If philosophers are asked, "What makes people happy (eudaimonic)?", why do they sit around and speculate on what should make people happy, instead of walking out into the street and checking people out? "Hey, are you happy? If so, tell us why!"
Accepted:
September 1, 2011

Comments

Allen Stairs
September 2, 2011 (changed September 2, 2011) Permalink

You're making a perfectly good point: no one can figure out what will make people happy just by sitting in their armchair. But there are a lot of things we might mean by the word "happy" and if we just ask the person on the street if they're happy, we may not know what to make of the answer.

There's a recent short essay by Gary Gutting in the New York Times' The Stone series that deals with some of the issues here. and for present purposes I don't have a lot to add. But at the least, we'd want to make a distinction between the passing state of our moods and the condition of our lives overall. Being annoyed of an afternoon doesn't mean that I'm not happy, full stop. And being in a good mood on another afternoon also doesn't mean I'm happy, full stop. To which we can add: part of what Aristotle and other philosophers want to know is what sorts of things make for a life worth living; the word "happiness" is at best a rough translation for "eudaimonia."

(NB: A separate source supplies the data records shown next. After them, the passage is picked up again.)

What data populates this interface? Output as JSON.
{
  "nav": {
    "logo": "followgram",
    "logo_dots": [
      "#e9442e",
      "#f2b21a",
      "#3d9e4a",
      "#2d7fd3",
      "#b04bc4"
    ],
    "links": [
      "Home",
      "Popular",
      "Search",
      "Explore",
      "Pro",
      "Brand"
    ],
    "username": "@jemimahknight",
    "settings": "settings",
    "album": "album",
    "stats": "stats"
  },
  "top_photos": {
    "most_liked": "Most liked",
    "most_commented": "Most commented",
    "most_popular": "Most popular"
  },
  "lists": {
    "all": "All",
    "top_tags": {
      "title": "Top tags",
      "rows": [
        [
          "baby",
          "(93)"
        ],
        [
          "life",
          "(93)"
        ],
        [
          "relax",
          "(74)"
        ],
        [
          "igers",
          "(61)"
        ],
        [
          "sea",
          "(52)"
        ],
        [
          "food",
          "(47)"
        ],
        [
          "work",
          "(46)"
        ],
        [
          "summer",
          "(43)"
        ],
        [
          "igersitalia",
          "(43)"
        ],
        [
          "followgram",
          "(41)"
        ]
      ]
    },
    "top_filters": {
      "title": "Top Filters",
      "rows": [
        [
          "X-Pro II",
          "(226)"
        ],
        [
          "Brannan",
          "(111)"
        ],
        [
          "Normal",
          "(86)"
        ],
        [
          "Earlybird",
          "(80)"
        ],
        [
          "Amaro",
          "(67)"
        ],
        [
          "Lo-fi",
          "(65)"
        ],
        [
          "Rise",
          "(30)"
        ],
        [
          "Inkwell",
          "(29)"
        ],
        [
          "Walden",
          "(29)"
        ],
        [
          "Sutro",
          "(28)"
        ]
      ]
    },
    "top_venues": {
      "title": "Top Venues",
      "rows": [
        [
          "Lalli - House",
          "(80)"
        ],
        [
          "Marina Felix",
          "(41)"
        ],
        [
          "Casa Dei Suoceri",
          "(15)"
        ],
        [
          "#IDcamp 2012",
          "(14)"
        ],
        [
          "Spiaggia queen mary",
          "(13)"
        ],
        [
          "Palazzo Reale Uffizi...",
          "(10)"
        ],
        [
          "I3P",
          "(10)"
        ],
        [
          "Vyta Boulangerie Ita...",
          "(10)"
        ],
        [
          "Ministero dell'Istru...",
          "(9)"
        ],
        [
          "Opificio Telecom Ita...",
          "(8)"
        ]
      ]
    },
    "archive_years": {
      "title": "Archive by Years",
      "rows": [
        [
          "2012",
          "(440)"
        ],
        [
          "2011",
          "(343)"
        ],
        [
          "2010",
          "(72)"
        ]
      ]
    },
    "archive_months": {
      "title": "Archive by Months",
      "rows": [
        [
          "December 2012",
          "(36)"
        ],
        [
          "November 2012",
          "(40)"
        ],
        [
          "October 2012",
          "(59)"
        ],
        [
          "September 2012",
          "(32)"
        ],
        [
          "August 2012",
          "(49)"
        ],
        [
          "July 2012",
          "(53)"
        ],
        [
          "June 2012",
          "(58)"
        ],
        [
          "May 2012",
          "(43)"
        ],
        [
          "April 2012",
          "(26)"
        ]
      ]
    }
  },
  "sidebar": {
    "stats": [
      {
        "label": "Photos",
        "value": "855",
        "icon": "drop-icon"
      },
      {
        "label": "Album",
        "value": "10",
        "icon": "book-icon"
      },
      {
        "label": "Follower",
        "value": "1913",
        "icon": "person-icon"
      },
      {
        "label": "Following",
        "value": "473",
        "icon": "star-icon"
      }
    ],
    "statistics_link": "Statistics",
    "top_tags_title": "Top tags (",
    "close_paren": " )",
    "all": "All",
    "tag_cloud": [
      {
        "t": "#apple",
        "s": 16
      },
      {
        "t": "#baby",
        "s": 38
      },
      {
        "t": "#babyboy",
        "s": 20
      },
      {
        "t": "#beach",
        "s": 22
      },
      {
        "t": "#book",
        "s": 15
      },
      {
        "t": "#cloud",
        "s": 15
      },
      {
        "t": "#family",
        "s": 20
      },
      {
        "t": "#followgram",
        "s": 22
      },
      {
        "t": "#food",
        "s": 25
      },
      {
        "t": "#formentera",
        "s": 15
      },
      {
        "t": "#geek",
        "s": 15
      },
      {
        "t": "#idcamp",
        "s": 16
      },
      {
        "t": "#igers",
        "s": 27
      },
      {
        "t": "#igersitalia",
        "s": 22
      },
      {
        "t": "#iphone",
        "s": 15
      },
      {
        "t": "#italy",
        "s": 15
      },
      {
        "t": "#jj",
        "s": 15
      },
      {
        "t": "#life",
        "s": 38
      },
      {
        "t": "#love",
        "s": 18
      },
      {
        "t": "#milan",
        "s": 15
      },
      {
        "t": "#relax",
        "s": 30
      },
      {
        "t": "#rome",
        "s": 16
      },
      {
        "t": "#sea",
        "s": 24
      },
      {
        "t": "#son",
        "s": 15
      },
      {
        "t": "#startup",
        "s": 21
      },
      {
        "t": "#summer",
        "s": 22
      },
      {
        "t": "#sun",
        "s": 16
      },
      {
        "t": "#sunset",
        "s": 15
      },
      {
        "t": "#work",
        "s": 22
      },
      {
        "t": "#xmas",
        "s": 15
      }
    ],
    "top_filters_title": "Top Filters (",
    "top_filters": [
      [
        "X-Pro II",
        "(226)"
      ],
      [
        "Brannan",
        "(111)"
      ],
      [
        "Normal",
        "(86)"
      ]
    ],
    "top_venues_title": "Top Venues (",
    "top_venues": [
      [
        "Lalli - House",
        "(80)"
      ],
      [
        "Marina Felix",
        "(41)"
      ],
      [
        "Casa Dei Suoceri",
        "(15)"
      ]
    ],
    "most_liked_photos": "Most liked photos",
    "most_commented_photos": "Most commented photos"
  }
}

There's another problem with just asking people if they're happy and if so why. As mountains of psychological research have made clear, we're often not nearly as good as we think we are at figuring out what's going on in our own minds. And even if I'm right in reporting that I'm happy in some sense or other, I might be wrong about why.

So yes: there's a lot to be learned about happiness by getting out of the armchair. But if we're going to look to the world, we need to have some well-thought-out ideas on what we're really asking and what would count as an answer. That part of the job isn't just for philosophers, but it's the part that philosophers are likely to have the most to say about.